I wish to add, also, that i think the southern press has not done its duty; and I hope, if my evidence is published, this remark will attract attention in the south. My impression, as far as I could observe, was, that the press of the south was disposed, from selfish motives, to cater to the old prejudices; that it was not sufficently bold and fearless in accepting and in advocating the acceptance of the position.
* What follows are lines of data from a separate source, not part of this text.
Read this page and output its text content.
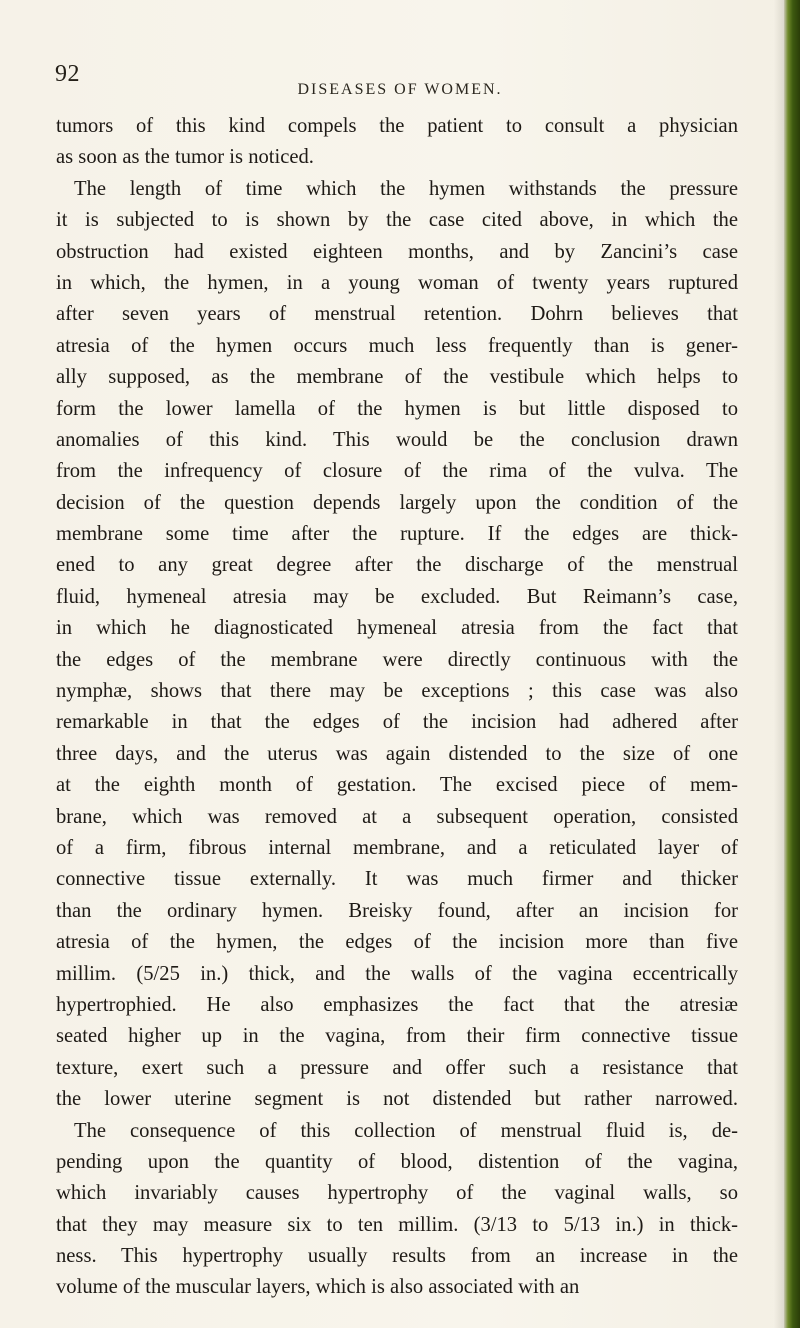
92
DISEASES OF WOMEN.
tumors of this kind compels the patient to consult a physician
as soon as the tumor is noticed.
The length of time which the hymen withstands the pressure
it is subjected to is shown by the case cited above, in which the
obstruction had existed eighteen months, and by Zancini’s case
in which, the hymen, in a young woman of twenty years ruptured
after seven years of menstrual retention. Dohrn believes that
atresia of the hymen occurs much less frequently than is gener-
ally supposed, as the membrane of the vestibule which helps to
form the lower lamella of the hymen is but little disposed to
anomalies of this kind. This would be the conclusion drawn
from the infrequency of closure of the rima of the vulva. The
decision of the question depends largely upon the condition of the
membrane some time after the rupture. If the edges are thick-
ened to any great degree after the discharge of the menstrual
fluid, hymeneal atresia may be excluded. But Reimann’s case,
in which he diagnosticated hymeneal atresia from the fact that
the edges of the membrane were directly continuous with the
nymphæ, shows that there may be exceptions ; this case was also
remarkable in that the edges of the incision had adhered after
three days, and the uterus was again distended to the size of one
at the eighth month of gestation. The excised piece of mem-
brane, which was removed at a subsequent operation, consisted
of a firm, fibrous internal membrane, and a reticulated layer of
connective tissue externally. It was much firmer and thicker
than the ordinary hymen. Breisky found, after an incision for
atresia of the hymen, the edges of the incision more than five
millim. (5/25 in.) thick, and the walls of the vagina eccentrically
hypertrophied. He also emphasizes the fact that the atresiæ
seated higher up in the vagina, from their firm connective tissue
texture, exert such a pressure and offer such a resistance that
the lower uterine segment is not distended but rather narrowed.
The consequence of this collection of menstrual fluid is, de-
pending upon the quantity of blood, distention of the vagina,
which invariably causes hypertrophy of the vaginal walls, so
that they may measure six to ten millim. (3/13 to 5/13 in.) in thick-
ness. This hypertrophy usually results from an increase in the
volume of the muscular layers, which is also associated with an
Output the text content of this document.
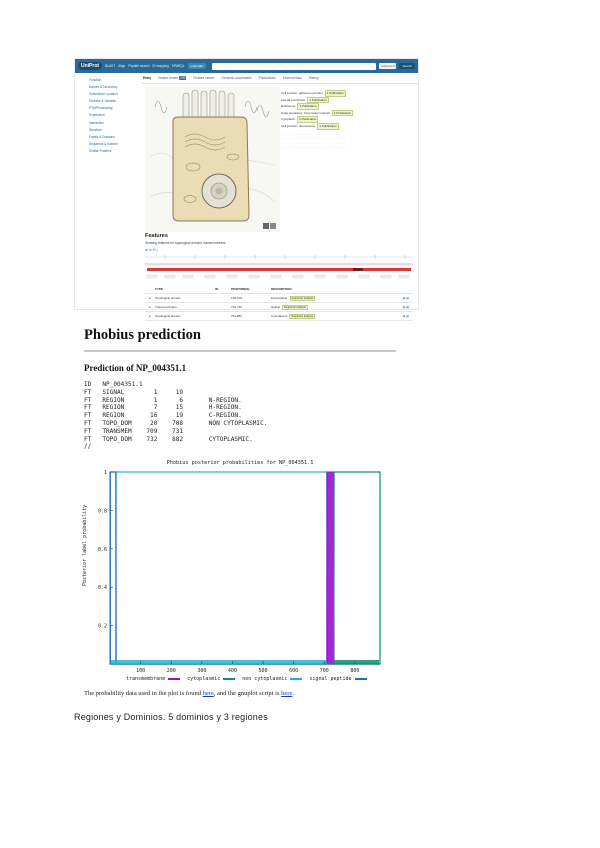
UniProt	BLAST Align Peptide search ID mapping SPARQL	uniprotkb	Advanced	Search
Function
Names & Taxonomy
Subcellular Location
Disease & Variants
PTM/Processing
Expression
Interaction
Structure
Family & Domains
Sequence & Isoform
Similar Proteins
Entry Variant viewer 209	Feature viewer Genomic coordinates Publications External links History
Cell junction, adherens junction 1 Publication
Lateral membrane 1 Publication
Endosome 1 Publication
Golgi apparatus, trans-Golgi network 1 Publication
Cytoplasm 1 Publication
Cell junction, desmosome 1 Publication
. . . . . . . . . . . . . . . . . . . . . . . . . . . . . . . . . . . . . . .
. . . . . . . . . . . . . . . . . . . . . . . . . . . . . . . . . . . . . . .
. . . . . . . . . . . . . . . . . . . . . . . . . . . . . . . . . . . . . . .
. . . . . . . . . . . . . . . . . . . . . . . . . . . . . . . . . . . . . . .
Features
Showing features for topological domain, transmembrane
⊕ ⊖ ⟲ ⤓
TYPE	ID	POSITION(S)	DESCRIPTION
▸	Topological domain	155-709	Extracellular Sequence analysis	▤ ▤
▸	Transmembrane	710-730	Helical Sequence analysis	▤ ▤
▸	Topological domain	731-882	Cytoplasmic Sequence analysis	▤ ▤
Phobius prediction
Prediction of NP_004351.1
ID   NP_004351.1
FT   SIGNAL        1     19
FT   REGION        1      6       N-REGION.
FT   REGION        7     15       H-REGION.
FT   REGION       16     19       C-REGION.
FT   TOPO_DOM     20    708       NON CYTOPLASMIC.
FT   TRANSMEM    709    731
FT   TOPO_DOM    732    882       CYTOPLASMIC.
//
Phobius posterior probabilities for NP_004351.1
Posterior label probability
100	200	300	400	500	600	700	800
0.2
0.4
0.6
0.8
1
transmembrane	cytoplasmic	non cytoplasmic	signal peptide
The probability data used in the plot is found here, and the gnuplot script is here.
Regiones y Dominios. 5 dominios y 3 regiones
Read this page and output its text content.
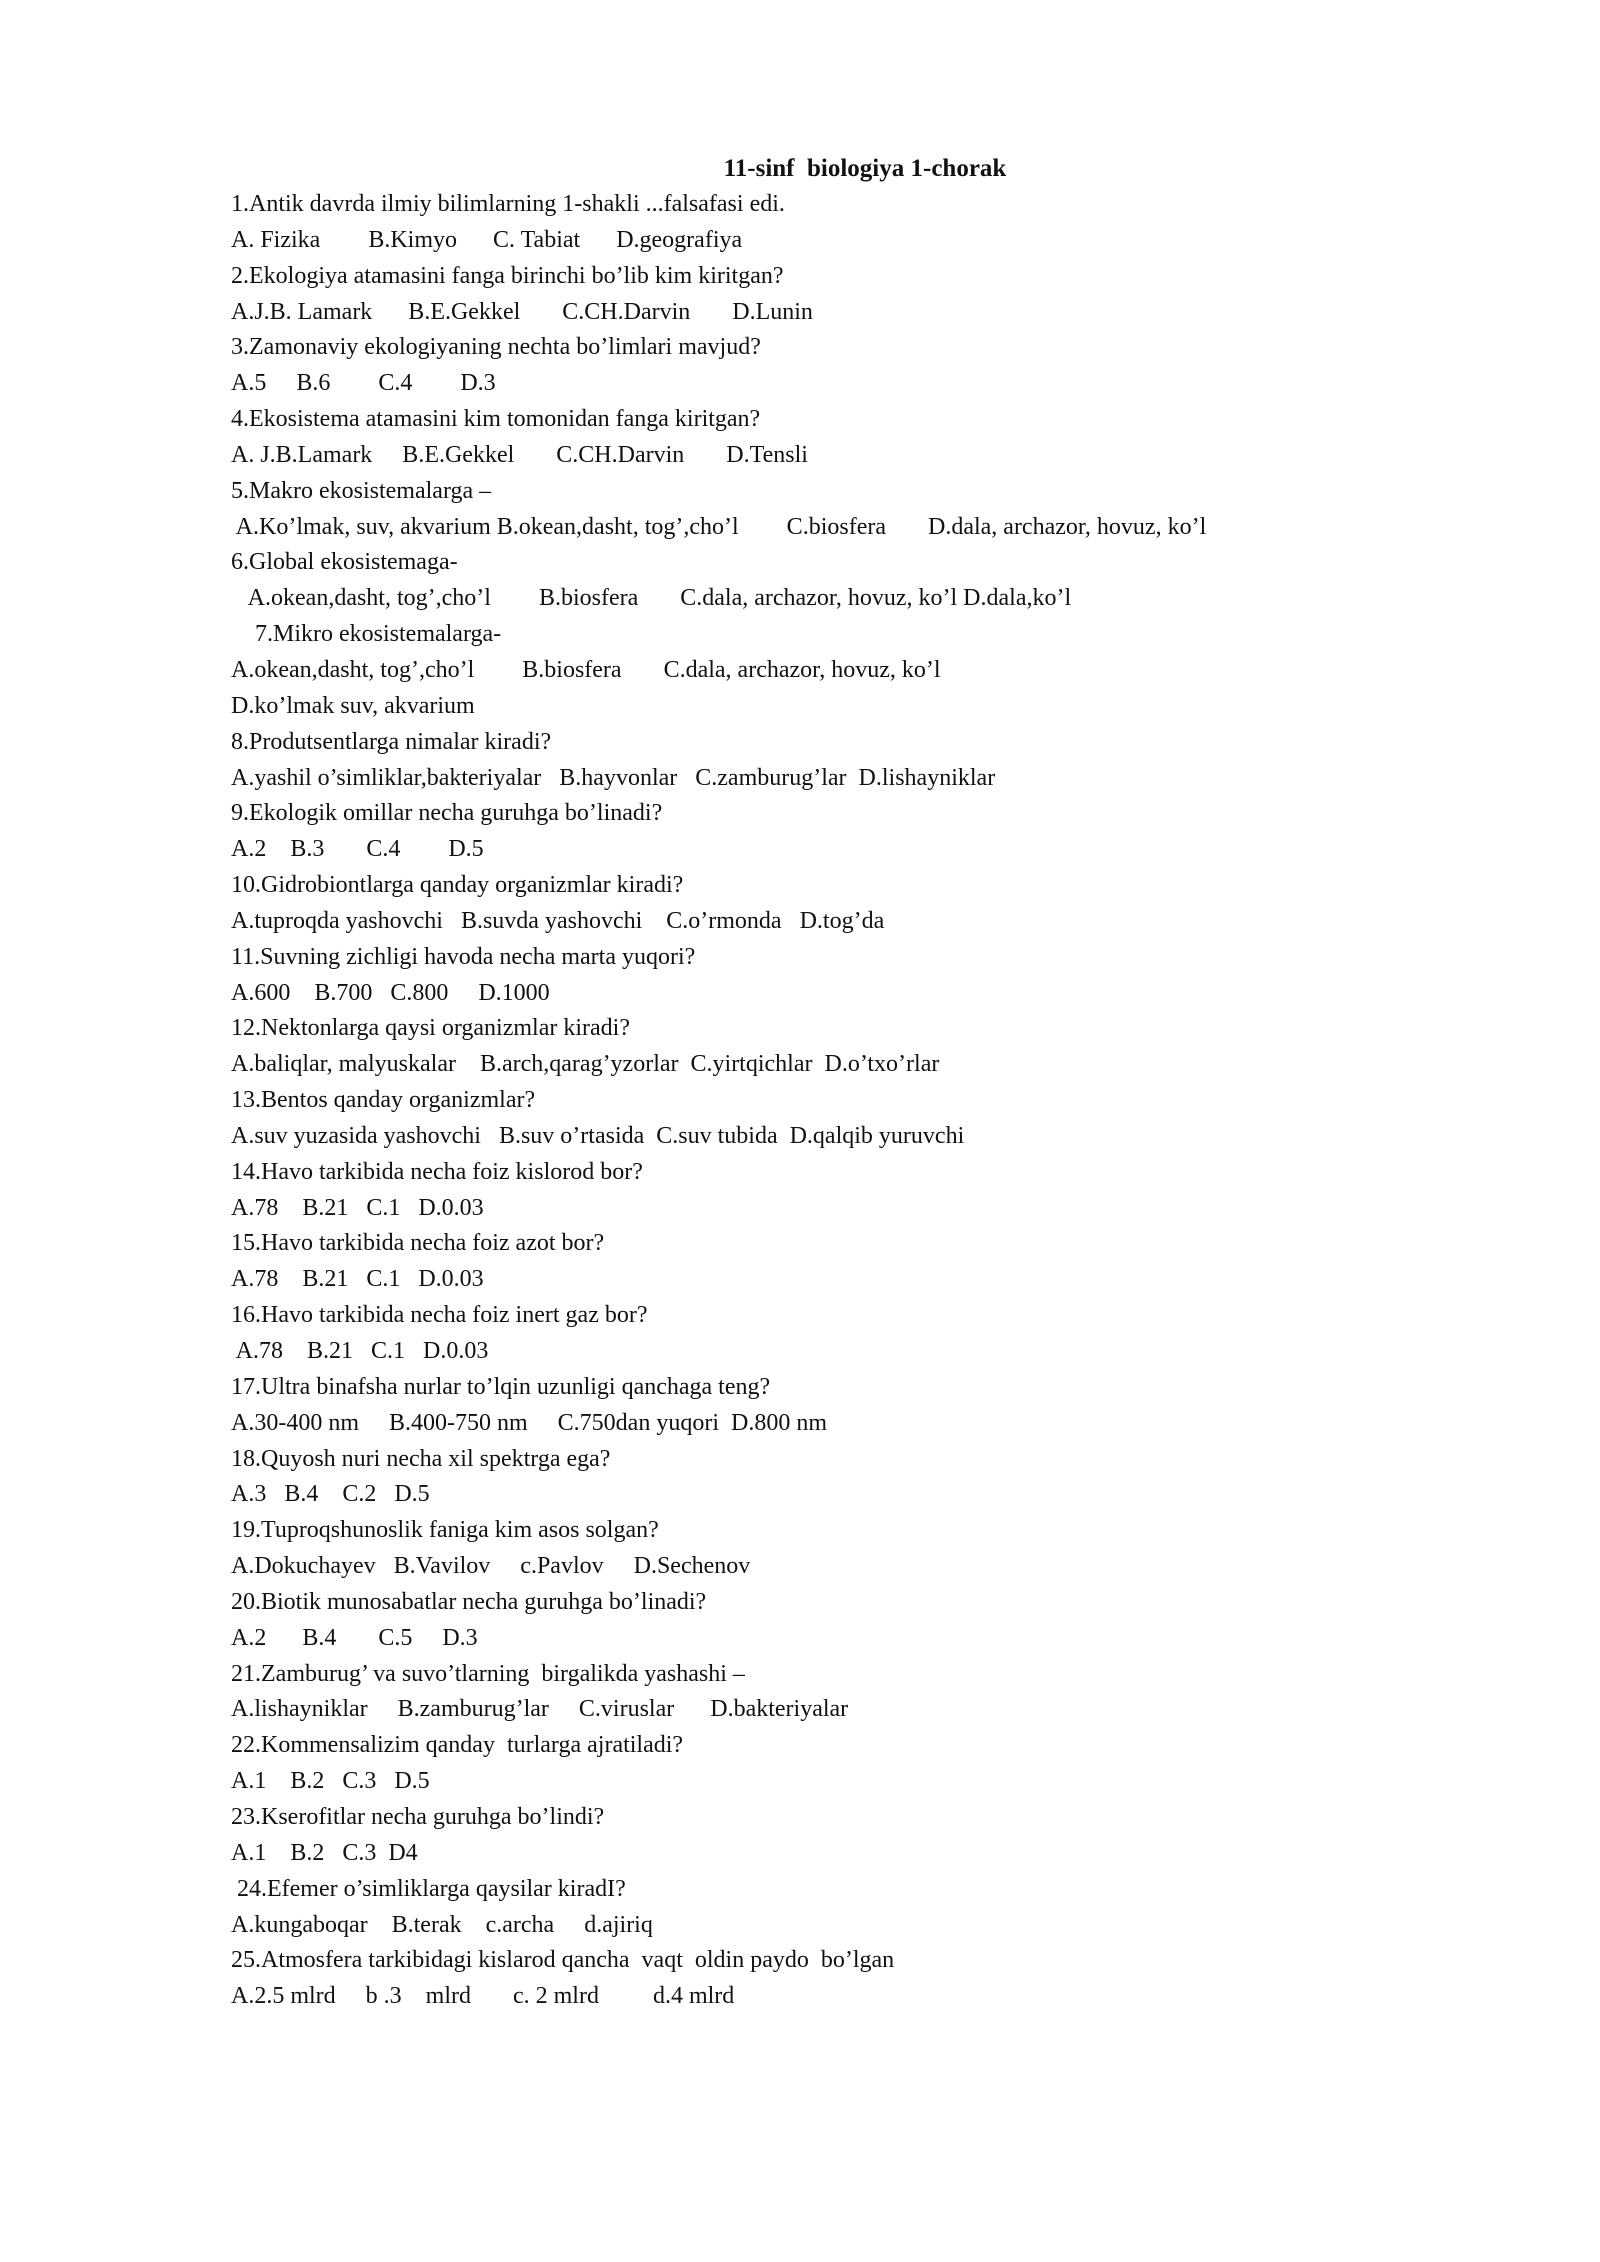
11-sinf  biologiya 1-chorak
1.Antik davrda ilmiy bilimlarning 1-shakli ...falsafasi edi.
A. Fizika        B.Kimyo      C. Tabiat      D.geografiya
2.Ekologiya atamasini fanga birinchi bo’lib kim kiritgan?
A.J.B. Lamark      B.E.Gekkel       C.CH.Darvin       D.Lunin
3.Zamonaviy ekologiyaning nechta bo’limlari mavjud?
A.5     B.6        C.4        D.3
4.Ekosistema atamasini kim tomonidan fanga kiritgan?
A. J.B.Lamark     B.E.Gekkel       C.CH.Darvin       D.Tensli
5.Makro ekosistemalarga –
A.Ko’lmak, suv, akvarium B.okean,dasht, tog’,cho’l        C.biosfera       D.dala, archazor, hovuz, ko’l
6.Global ekosistemaga-
A.okean,dasht, tog’,cho’l        B.biosfera       C.dala, archazor, hovuz, ko’l D.dala,ko’l
7.Mikro ekosistemalarga-
A.okean,dasht, tog’,cho’l        B.biosfera       C.dala, archazor, hovuz, ko’l
D.ko’lmak suv, akvarium
8.Produtsentlarga nimalar kiradi?
A.yashil o’simliklar,bakteriyalar   B.hayvonlar   C.zamburug’lar  D.lishayniklar
9.Ekologik omillar necha guruhga bo’linadi?
A.2    B.3       C.4        D.5
10.Gidrobiontlarga qanday organizmlar kiradi?
A.tuproqda yashovchi   B.suvda yashovchi    C.o’rmonda   D.tog’da
11.Suvning zichligi havoda necha marta yuqori?
A.600    B.700   C.800     D.1000
12.Nektonlarga qaysi organizmlar kiradi?
A.baliqlar, malyuskalar    B.arch,qarag’yzorlar  C.yirtqichlar  D.o’txo’rlar
13.Bentos qanday organizmlar?
A.suv yuzasida yashovchi   B.suv o’rtasida  C.suv tubida  D.qalqib yuruvchi
14.Havo tarkibida necha foiz kislorod bor?
A.78    B.21   C.1   D.0.03
15.Havo tarkibida necha foiz azot bor?
A.78    B.21   C.1   D.0.03
16.Havo tarkibida necha foiz inert gaz bor?
A.78    B.21   C.1   D.0.03
17.Ultra binafsha nurlar to’lqin uzunligi qanchaga teng?
A.30-400 nm     B.400-750 nm     C.750dan yuqori  D.800 nm
18.Quyosh nuri necha xil spektrga ega?
A.3   B.4    C.2   D.5
19.Tuproqshunoslik faniga kim asos solgan?
A.Dokuchayev   B.Vavilov     c.Pavlov     D.Sechenov
20.Biotik munosabatlar necha guruhga bo’linadi?
A.2      B.4       C.5     D.3
21.Zamburug’ va suvo’tlarning  birgalikda yashashi –
A.lishayniklar     B.zamburug’lar     C.viruslar      D.bakteriyalar
22.Kommensalizim qanday  turlarga ajratiladi?
A.1    B.2   C.3   D.5
23.Kserofitlar necha guruhga bo’lindi?
A.1    B.2   C.3  D4
24.Efemer o’simliklarga qaysilar kiradI?
A.kungaboqar    B.terak    c.archa     d.ajiriq
25.Atmosfera tarkibidagi kislarod qancha  vaqt  oldin paydo  bo’lgan
A.2.5 mlrd     b .3    mlrd       c. 2 mlrd         d.4 mlrd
It is also my impression that many people in the north very greatly overrate the present character and capacity of the plantation negro, as well as his capacity for future improvement. I think time will show that the most ardent in the north will be greatly disappointed in the improvement of these negroes, even under the most favorable circumstances. I wish also to add, judging from my travels in these three States, that these reports of outrages upon the colored people, of ill treatment of the northern settlers, are quite exceptional cases, and exaggerated, if not altogether false, and that all these statements in the newspapers of outrages upon the blacks and upon settlers from the north, I think, do the educated people of the south very great injustice. There are, no doubt, disloyal and disorderly persons in the south, but it is an entire mistake to apply these terms to a whole people. I would as soon travel alone, unarmed, through the south as through the north. The south I left is not at all the south I hear and read about in the north. From the sentiment I hear in the north, I would scarcely recognize the people I saw, and, except their politics, liked so well. I have entire faith that the better classes are friendly to the negroes, and that through this feeling, and the laws of capital and labor, the relations of these classes will settle down together on terms equitable and just to both. I have also faith that when the north and south come to know each other better their relations will be all that could be desired. It is not for me to indicate the means, but I believe the south can be made, and will become, the loyal portion of the country.
Report of the Joint Committee on Reconstruction of the First Session Thirty-Ninth Congress, Government Printing Office, Washington, 1866, Georgia - Alabama - Mississippi - Arkansas, pages 155-157.